Pullman denied liability but also joined Southwest Railway Co. ("Southwest") and Lehigh as third-party defendants,
alleging that they were solely liable or liable over for any damages suffered by plaintiffs. Lehigh subsequently filed cross-claims and counterclaims against the other third-party defendants and Pullman. Plaintiffs eventually filed amended complaints which named the original defendants and third-party defendants -- with the exception of Lehigh -- as multiple defendants, and sought recovery under the same theories as advanced in the original complaint.
At some point thereafter, Pullman learned that plaintiffs' counsel of record, Richard F. Stevens, Esquire, of the firm of Butz, Hudders & Tallman, of Allentown, Pennsylvania, as the representative of Lehigh,
had participated in the investigation of the incident which is the basis of this suit. Especially objectionable from Pullman's viewpoint was Mr. Stevens' presence on behalf of Lehigh at a December 10, 1974, meeting attended by Pullman and Cargill personnel at the railroad's Sayre, Pennsylvania, offices. Alleging that the representation of plaintiffs in this action by Mr. Stevens and his law firm, in light of their representation of Lehigh, violates Canons 1
, and 9
of Professional Ethics of the American Bar Association, Pullman moved this court to (1) disqualify plaintiffs' counsel and his firm, (2) dismiss these actions, and (3) frame protective orders enjoining Mr. Stevens and the firm of Butz, Hudders & Tallman from exchanging advice or information with any future counsel plaintiffs may retain.

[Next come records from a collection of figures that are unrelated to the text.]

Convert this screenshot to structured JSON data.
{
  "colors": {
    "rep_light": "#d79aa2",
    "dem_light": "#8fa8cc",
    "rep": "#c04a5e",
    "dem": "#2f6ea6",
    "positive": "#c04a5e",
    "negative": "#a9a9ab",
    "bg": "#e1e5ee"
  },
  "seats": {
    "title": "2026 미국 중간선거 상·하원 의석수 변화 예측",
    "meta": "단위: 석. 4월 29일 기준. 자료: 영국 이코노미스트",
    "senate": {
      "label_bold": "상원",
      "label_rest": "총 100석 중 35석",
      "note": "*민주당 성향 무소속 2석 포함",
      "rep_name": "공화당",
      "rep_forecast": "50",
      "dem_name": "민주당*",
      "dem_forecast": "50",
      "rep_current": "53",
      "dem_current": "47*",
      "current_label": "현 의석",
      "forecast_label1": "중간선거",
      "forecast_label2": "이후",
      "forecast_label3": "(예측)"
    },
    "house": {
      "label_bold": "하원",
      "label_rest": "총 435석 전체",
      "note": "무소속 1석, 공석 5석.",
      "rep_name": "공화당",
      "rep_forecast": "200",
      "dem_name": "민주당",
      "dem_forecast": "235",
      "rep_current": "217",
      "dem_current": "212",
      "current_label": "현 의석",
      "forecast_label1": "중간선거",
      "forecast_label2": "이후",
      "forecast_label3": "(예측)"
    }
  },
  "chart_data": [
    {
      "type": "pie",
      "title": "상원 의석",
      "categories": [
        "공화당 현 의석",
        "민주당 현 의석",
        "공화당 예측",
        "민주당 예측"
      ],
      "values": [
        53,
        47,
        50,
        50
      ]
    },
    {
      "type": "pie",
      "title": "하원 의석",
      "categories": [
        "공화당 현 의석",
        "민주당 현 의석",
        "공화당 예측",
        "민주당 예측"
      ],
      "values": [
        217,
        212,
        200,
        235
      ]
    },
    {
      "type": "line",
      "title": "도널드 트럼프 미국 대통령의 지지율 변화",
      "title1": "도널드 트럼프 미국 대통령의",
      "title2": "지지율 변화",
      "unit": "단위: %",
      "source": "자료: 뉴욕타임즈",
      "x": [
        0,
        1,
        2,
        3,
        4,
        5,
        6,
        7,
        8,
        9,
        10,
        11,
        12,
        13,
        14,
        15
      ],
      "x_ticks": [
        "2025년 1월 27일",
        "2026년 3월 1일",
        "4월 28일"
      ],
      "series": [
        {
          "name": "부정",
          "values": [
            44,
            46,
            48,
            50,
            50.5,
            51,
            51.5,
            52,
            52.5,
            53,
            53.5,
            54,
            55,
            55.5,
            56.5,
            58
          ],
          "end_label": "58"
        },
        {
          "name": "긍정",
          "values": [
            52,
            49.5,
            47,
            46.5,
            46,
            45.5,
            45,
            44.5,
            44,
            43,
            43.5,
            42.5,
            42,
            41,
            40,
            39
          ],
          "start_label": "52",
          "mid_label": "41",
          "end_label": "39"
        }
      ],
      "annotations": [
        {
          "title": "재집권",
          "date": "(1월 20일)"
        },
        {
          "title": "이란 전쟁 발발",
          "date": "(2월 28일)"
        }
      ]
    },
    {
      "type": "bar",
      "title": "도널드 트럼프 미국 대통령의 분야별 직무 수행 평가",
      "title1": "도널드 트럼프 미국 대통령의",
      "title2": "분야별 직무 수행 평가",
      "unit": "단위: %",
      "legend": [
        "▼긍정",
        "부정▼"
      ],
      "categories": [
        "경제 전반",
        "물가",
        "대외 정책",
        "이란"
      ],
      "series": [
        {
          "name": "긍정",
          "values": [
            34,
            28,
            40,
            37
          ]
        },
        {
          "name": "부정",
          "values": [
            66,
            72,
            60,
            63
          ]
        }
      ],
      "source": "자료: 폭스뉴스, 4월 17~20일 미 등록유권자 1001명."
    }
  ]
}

At the outset, it is plain that by virtue of regulatory power over the members of its bar, this court possesses jurisdiction to enforce the canons of legal ethics. Richardson v. Hamilton International Corp., 333 F. Supp. 1049, 1052 (E.D. Pa. 1971), aff'd. 469 F.2d 1382 (3d Cir. 1972), cert. denied, 411 U.S. 986, 93 S. Ct. 2271, 36 L. Ed. 2d 964 (1973); E. F. Hutton & Co. v. Brown, 305 F. Supp. 371, 378 (S.D. Tex. 1969). As the Court of Appeals for this Circuit observed in Richardson v. Hamilton International Corp., supra:
Whenever an allegation is made that an attorney has violated his moral and ethical responsibility, an important question of professional ethics is raised. . .. The courts, as well as the bar, have a responsibility to maintain public confidence in the legal profession. This means that a court may disqualify an attorney for not only acting improperly but also for failing to avoid the appearance of impropriety [footnote omitted].